The Prosthetic Model

brain-mcp isn't just memory — it's a cognitive prosthetic. A system designed around how attention and context actually work in the human brain.

The Concept

Most AI memory systems store facts: “user likes Python”, “user's name is Alice”. That's useful, but it misses the deeper problem.

The real loss when you switch contexts isn't facts — it's state. Where you were in a problem. What you'd already decided. Which questions were still open. The shape of your thinking. That's what takes 30 minutes to rebuild when you come back to a project.

brain-mcp's prosthetic tools are designed to recover and protect that cognitive state. Like a “save game” system — when you come back, you can load your save and pick up exactly where you left off.

“After many iterations of trying to place myself in different boxes, I am rather displaying the cognitive prosthetic I built.”

— Mordechai Potash, creator of brain-mcp

ADHD & Monotropism

brain-mcp was built by someone with ADHD who kept losing their train of thought — not files, but the state of their reasoning. The monotropic attention model explains this:

  • Deep focus is a feature — monotropic minds excel at deep immersion in a single topic. The prosthetic tools protect and leverage this.
  • Context switching is expensive — switching between domains isn't just annoying, it's cognitively devastating. The switching_cost tool quantifies this cost before you switch.
  • Threads get dropped — when you leave a domain, open questions don't follow you. open_threads and dormant_contexts catch them.
  • Recovery is non-trivial — getting back into a context takes real work. context_recovery and tunnel_state handle this.

Not just for ADHD

While built with ADHD in mind, these tools help anyone who context-switches. If you come back to a project after a week and spend the first hour re-figuring out what you already knew — brain-mcp is for you.

The 8 Prosthetic Tools

These tools map to specific cognitive needs — each one addresses a real failure mode of human attention and context management.

Cognitive need: “Where was I?”

Reconstructs your save-state for any domain. Returns current thinking stage, open questions, recent decisions, key insights, and how long since you last visited. Like loading a saved game.

Cognitive need: “I need to get back into this.”

Full re-entry brief when returning to a dormant topic. A “previously on...” for your thinking, with rich context about where you left off and what deserves attention.

Cognitive need: “Should I switch?”

Quantified cost of context switching between domains. Shows what you'd leave behind (open questions, active momentum) and what shared concepts might ease the transition.

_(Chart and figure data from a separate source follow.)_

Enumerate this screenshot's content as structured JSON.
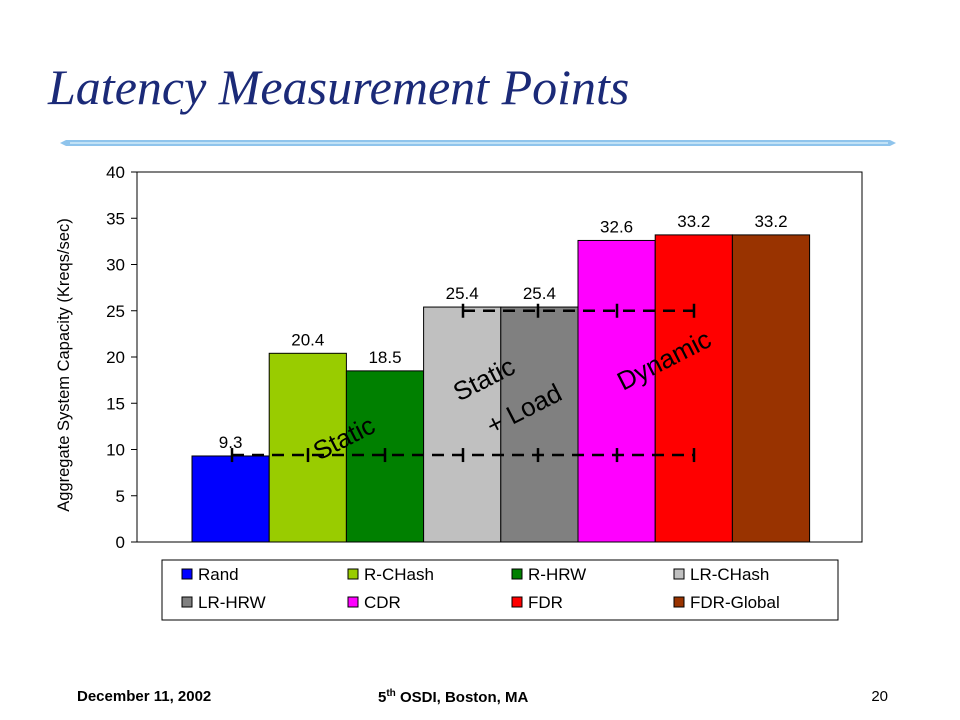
{
  "slide": {
    "title": "Latency Measurement Points",
    "footer_date": "December 11, 2002",
    "footer_conf_num": "5",
    "footer_conf_sup": "th",
    "footer_conf_rest": " OSDI, Boston, MA",
    "page_number": "20"
  },
  "colors": {
    "title": "#1b2a78",
    "rule": "#8fc4ec"
  },
  "chart_data": {
    "type": "bar",
    "categories": [
      "Rand",
      "R-CHash",
      "R-HRW",
      "LR-CHash",
      "LR-HRW",
      "CDR",
      "FDR",
      "FDR-Global"
    ],
    "values": [
      9.3,
      20.4,
      18.5,
      25.4,
      25.4,
      32.6,
      33.2,
      33.2
    ],
    "value_labels": [
      "9.3",
      "20.4",
      "18.5",
      "25.4",
      "25.4",
      "32.6",
      "33.2",
      "33.2"
    ],
    "bar_colors": [
      "#0000ff",
      "#99cc00",
      "#008000",
      "#c0c0c0",
      "#808080",
      "#ff00ff",
      "#ff0000",
      "#993300"
    ],
    "ylabel": "Aggregate System Capacity (Kreqs/sec)",
    "ylim": [
      0,
      40
    ],
    "yticks": [
      0,
      5,
      10,
      15,
      20,
      25,
      30,
      35,
      40
    ],
    "grid": false,
    "legend_position": "bottom",
    "annotations": [
      {
        "text": "Static",
        "line2": ""
      },
      {
        "text": "Static",
        "line2": "+ Load"
      },
      {
        "text": "Dynamic",
        "line2": ""
      }
    ]
  }
}
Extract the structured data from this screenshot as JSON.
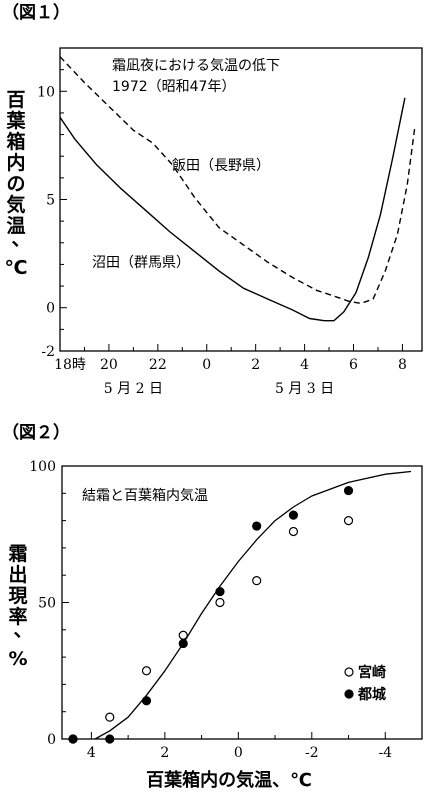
{
  "chart_data": [
    {
      "figure_label": "（図１）",
      "type": "line",
      "title": "霜凪夜における気温の低下",
      "subtitle": "1972（昭和47年）",
      "ylabel": "百葉箱内の気温、℃",
      "xlabel": "",
      "ylim": [
        -2,
        12
      ],
      "xlim": [
        18,
        32.8
      ],
      "x_ticks": [
        {
          "x": 18,
          "label": "18時"
        },
        {
          "x": 20,
          "label": "20"
        },
        {
          "x": 22,
          "label": "22"
        },
        {
          "x": 24,
          "label": "0"
        },
        {
          "x": 26,
          "label": "2"
        },
        {
          "x": 28,
          "label": "4"
        },
        {
          "x": 30,
          "label": "6"
        },
        {
          "x": 32,
          "label": "8"
        }
      ],
      "y_ticks": [
        {
          "y": -2,
          "label": "-2"
        },
        {
          "y": 0,
          "label": "0"
        },
        {
          "y": 5,
          "label": "5"
        },
        {
          "y": 10,
          "label": "10"
        }
      ],
      "date_labels": [
        {
          "x": 21,
          "label": "5 月 2 日"
        },
        {
          "x": 28,
          "label": "5 月 3 日"
        }
      ],
      "series": [
        {
          "name": "飯田（長野県）",
          "style": "dashed",
          "x": [
            18,
            19,
            20,
            21,
            21.8,
            22.6,
            23.5,
            24.5,
            25.5,
            26.5,
            27.5,
            28.5,
            29.3,
            29.8,
            30.3,
            30.8,
            31.3,
            31.8,
            32.2,
            32.5
          ],
          "y": [
            11.6,
            10.4,
            9.3,
            8.2,
            7.6,
            6.6,
            5.1,
            3.7,
            2.9,
            2.1,
            1.4,
            0.8,
            0.5,
            0.3,
            0.2,
            0.4,
            1.7,
            3.4,
            5.7,
            8.3
          ]
        },
        {
          "name": "沼田（群馬県）",
          "style": "solid",
          "x": [
            18,
            18.6,
            19.5,
            20.5,
            21.5,
            22.5,
            23.5,
            24.5,
            25.5,
            26.5,
            27.5,
            28.2,
            28.8,
            29.2,
            29.6,
            30.1,
            30.6,
            31.1,
            31.6,
            32.1
          ],
          "y": [
            8.8,
            7.8,
            6.6,
            5.5,
            4.5,
            3.5,
            2.6,
            1.7,
            0.9,
            0.4,
            -0.1,
            -0.5,
            -0.6,
            -0.6,
            -0.2,
            0.7,
            2.3,
            4.3,
            6.9,
            9.7
          ]
        }
      ]
    },
    {
      "figure_label": "（図２）",
      "type": "scatter",
      "title": "結霜と百葉箱内気温",
      "xlabel": "百葉箱内の気温、℃",
      "ylabel": "霜出現率、%",
      "xlim": [
        4.8,
        -5.0
      ],
      "ylim": [
        0,
        100
      ],
      "x_ticks": [
        {
          "x": 4,
          "label": "4"
        },
        {
          "x": 2,
          "label": "2"
        },
        {
          "x": 0,
          "label": "0"
        },
        {
          "x": -2,
          "label": "-2"
        },
        {
          "x": -4,
          "label": "-4"
        }
      ],
      "y_ticks": [
        {
          "y": 0,
          "label": "0"
        },
        {
          "y": 50,
          "label": "50"
        },
        {
          "y": 100,
          "label": "100"
        }
      ],
      "series": [
        {
          "name": "宮崎",
          "marker": "open-circle",
          "x": [
            4.5,
            3.5,
            2.5,
            1.5,
            0.5,
            -0.5,
            -1.5,
            -3.0
          ],
          "y": [
            0,
            8,
            25,
            38,
            50,
            58,
            76,
            80
          ]
        },
        {
          "name": "都城",
          "marker": "filled-circle",
          "x": [
            4.5,
            3.5,
            2.5,
            1.5,
            0.5,
            -0.5,
            -1.5,
            -3.0
          ],
          "y": [
            0,
            0,
            14,
            35,
            54,
            78,
            82,
            91
          ]
        },
        {
          "name": "",
          "style": "fit-line",
          "x": [
            3.9,
            3.5,
            3.0,
            2.5,
            2.0,
            1.5,
            1.0,
            0.5,
            0.0,
            -0.5,
            -1.0,
            -1.5,
            -2.0,
            -3.0,
            -4.0,
            -4.7
          ],
          "y": [
            0,
            3,
            8,
            16,
            25,
            35,
            46,
            56,
            65,
            73,
            80,
            85,
            89,
            94,
            97,
            98
          ]
        }
      ]
    }
  ]
}
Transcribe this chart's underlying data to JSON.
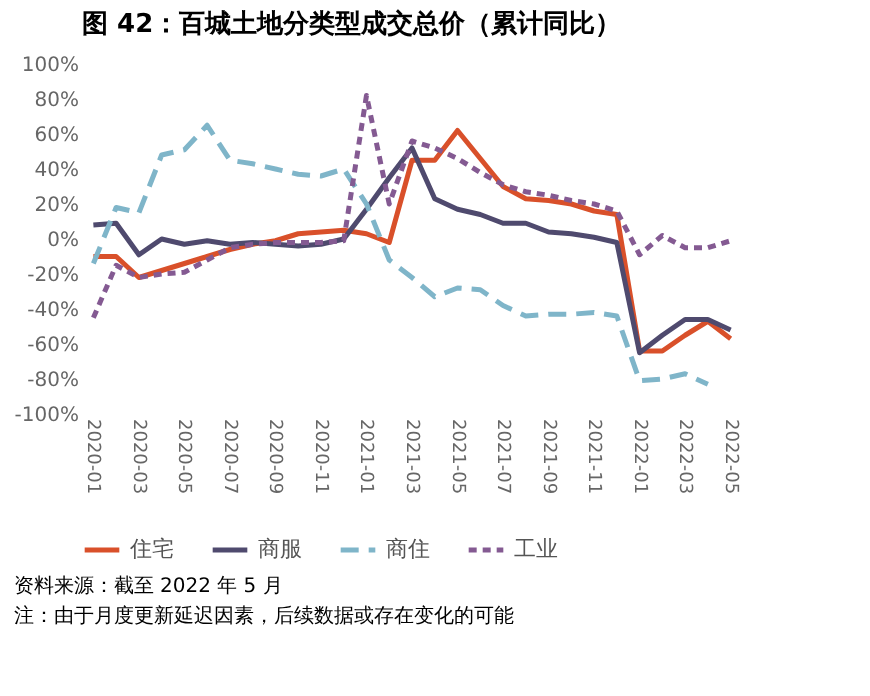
{
  "chart_data": {
    "type": "line",
    "title": "图 42：百城土地分类型成交总价（累计同比）",
    "categories": [
      "2020-01",
      null,
      "2020-03",
      null,
      "2020-05",
      null,
      "2020-07",
      null,
      "2020-09",
      null,
      "2020-11",
      null,
      "2021-01",
      null,
      "2021-03",
      null,
      "2021-05",
      null,
      "2021-07",
      null,
      "2021-09",
      null,
      "2021-11",
      null,
      "2022-01",
      null,
      "2022-03",
      null,
      "2022-05"
    ],
    "series": [
      {
        "name": "住宅",
        "color": "#d9502a",
        "line_style": "solid",
        "values": [
          -10,
          -10,
          -22,
          -18,
          -14,
          -10,
          -6,
          -3,
          -1,
          3,
          4,
          5,
          3,
          -2,
          45,
          45,
          62,
          46,
          30,
          23,
          22,
          20,
          16,
          14,
          -64,
          -64,
          -55,
          -47,
          -57
        ]
      },
      {
        "name": "商服",
        "color": "#4f4a6e",
        "line_style": "solid",
        "values": [
          8,
          9,
          -9,
          0,
          -3,
          -1,
          -3,
          -2,
          -3,
          -4,
          -3,
          0,
          17,
          35,
          52,
          23,
          17,
          14,
          9,
          9,
          4,
          3,
          1,
          -2,
          -65,
          -55,
          -46,
          -46,
          -52
        ]
      },
      {
        "name": "商住",
        "color": "#7fb5c9",
        "line_style": "dashed",
        "values": [
          -14,
          18,
          15,
          48,
          51,
          65,
          45,
          43,
          40,
          37,
          36,
          40,
          20,
          -12,
          -22,
          -33,
          -28,
          -29,
          -38,
          -44,
          -43,
          -43,
          -42,
          -44,
          -81,
          -80,
          -77,
          -83,
          null
        ]
      },
      {
        "name": "工业",
        "color": "#845a92",
        "line_style": "dotted",
        "values": [
          -45,
          -15,
          -22,
          -20,
          -19,
          -12,
          -5,
          -3,
          -2,
          -2,
          -2,
          -1,
          82,
          20,
          56,
          52,
          46,
          38,
          31,
          27,
          25,
          22,
          20,
          16,
          -9,
          2,
          -5,
          -5,
          -1
        ]
      }
    ],
    "ylim": [
      -100,
      100
    ],
    "yticks": [
      {
        "value": -100,
        "label": "-100%"
      },
      {
        "value": -80,
        "label": "-80%"
      },
      {
        "value": -60,
        "label": "-60%"
      },
      {
        "value": -40,
        "label": "-40%"
      },
      {
        "value": -20,
        "label": "-20%"
      },
      {
        "value": 0,
        "label": "0%"
      },
      {
        "value": 20,
        "label": "20%"
      },
      {
        "value": 40,
        "label": "40%"
      },
      {
        "value": 60,
        "label": "60%"
      },
      {
        "value": 80,
        "label": "80%"
      },
      {
        "value": 100,
        "label": "100%"
      }
    ],
    "grid": false,
    "legend": "bottom",
    "marker": "none",
    "annotations": [
      "资料来源：截至 2022 年 5 月",
      "注：由于月度更新延迟因素，后续数据或存在变化的可能"
    ]
  }
}
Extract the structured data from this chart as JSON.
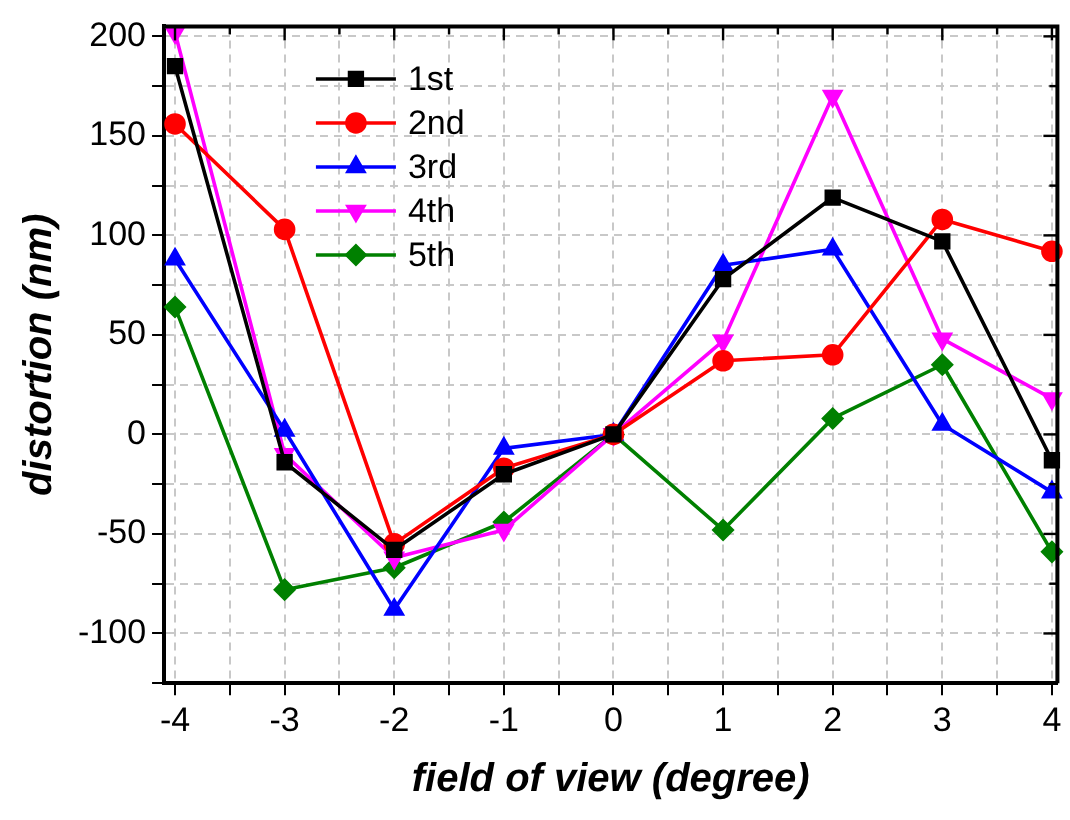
{
  "chart_data": {
    "type": "line",
    "xlabel": "field of view (degree)",
    "ylabel": "distortion (nm)",
    "x": [
      -4,
      -3,
      -2,
      -1,
      0,
      1,
      2,
      3,
      4
    ],
    "series": [
      {
        "name": "1st",
        "color": "#000000",
        "marker": "square",
        "values": [
          185,
          -14,
          -58,
          -20,
          0,
          78,
          119,
          97,
          -13
        ]
      },
      {
        "name": "2nd",
        "color": "#ff0000",
        "marker": "circle",
        "values": [
          156,
          103,
          -55,
          -17,
          0,
          37,
          40,
          108,
          92
        ]
      },
      {
        "name": "3rd",
        "color": "#0000ff",
        "marker": "triangle",
        "values": [
          88,
          2,
          -88,
          -7,
          0,
          85,
          93,
          5,
          -29
        ]
      },
      {
        "name": "4th",
        "color": "#ff00ff",
        "marker": "triangle-down",
        "values": [
          202,
          -10,
          -62,
          -48,
          0,
          47,
          170,
          48,
          18
        ]
      },
      {
        "name": "5th",
        "color": "#008000",
        "marker": "diamond",
        "values": [
          64,
          -78,
          -67,
          -44,
          0,
          -48,
          8,
          35,
          -59
        ]
      }
    ],
    "xlim": [
      -4.1,
      4.05
    ],
    "ylim": [
      -125,
      205
    ],
    "xticks": [
      -4,
      {
        "value": -3.5,
        "label": null
      },
      -3,
      {
        "value": -2.5,
        "label": null
      },
      -2,
      {
        "value": -1.5,
        "label": null
      },
      -1,
      {
        "value": -0.5,
        "label": null
      },
      0,
      {
        "value": 0.5,
        "label": null
      },
      1,
      {
        "value": 1.5,
        "label": null
      },
      2,
      {
        "value": 2.5,
        "label": null
      },
      3,
      {
        "value": 3.5,
        "label": null
      },
      4
    ],
    "yticks": [
      {
        "value": -125,
        "label": null
      },
      -100,
      {
        "value": -75,
        "label": null
      },
      -50,
      {
        "value": -25,
        "label": null
      },
      0,
      {
        "value": 25,
        "label": null
      },
      50,
      {
        "value": 75,
        "label": null
      },
      100,
      {
        "value": 125,
        "label": null
      },
      150,
      {
        "value": 175,
        "label": null
      },
      200
    ],
    "grid": true,
    "legend": "top left",
    "line_style": "solid"
  }
}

Cognitive need: “What's unfinished?”

Global view of unfinished business across all domains. Surfaces open questions and exploring/crystallizing threads that deserve attention.

Cognitive need: “What have I forgotten about?”

Alarm system for abandoned topics with unresolved questions. Catches work that fell off your radar before the context decays completely.

Cognitive need: “When do I think best?”

Analyzes your conversation data to reveal when and how you think best — time patterns, domain preferences, productivity rhythms.

Cognitive need: “How have I engaged with this over time?”

Engagement meta-view showing activity patterns and intensity within a domain over time.

Cognitive need: “Can I trust this system?”

System-wide proof that the safety net is working. Shows sync status, data freshness, coverage stats. You can only rely on a system you trust.

How They Work Together

The prosthetic tools form a workflow that maps to natural cognitive transitions:

Morning start:
  tunnel_state("my-project")     → Load your save-state
  open_threads()                 → See what's unfinished globally

During work:
  switching_cost("A", "B")       → Before any context switch
  context_recovery("B")          → Full re-entry when switching

End of day:
  open_threads()                 → What got left open today?

Weekly review:
  dormant_contexts()             → What fell off your radar?
  cognitive_patterns()           → When do you think best?
  trust_dashboard()              → Is the system healthy?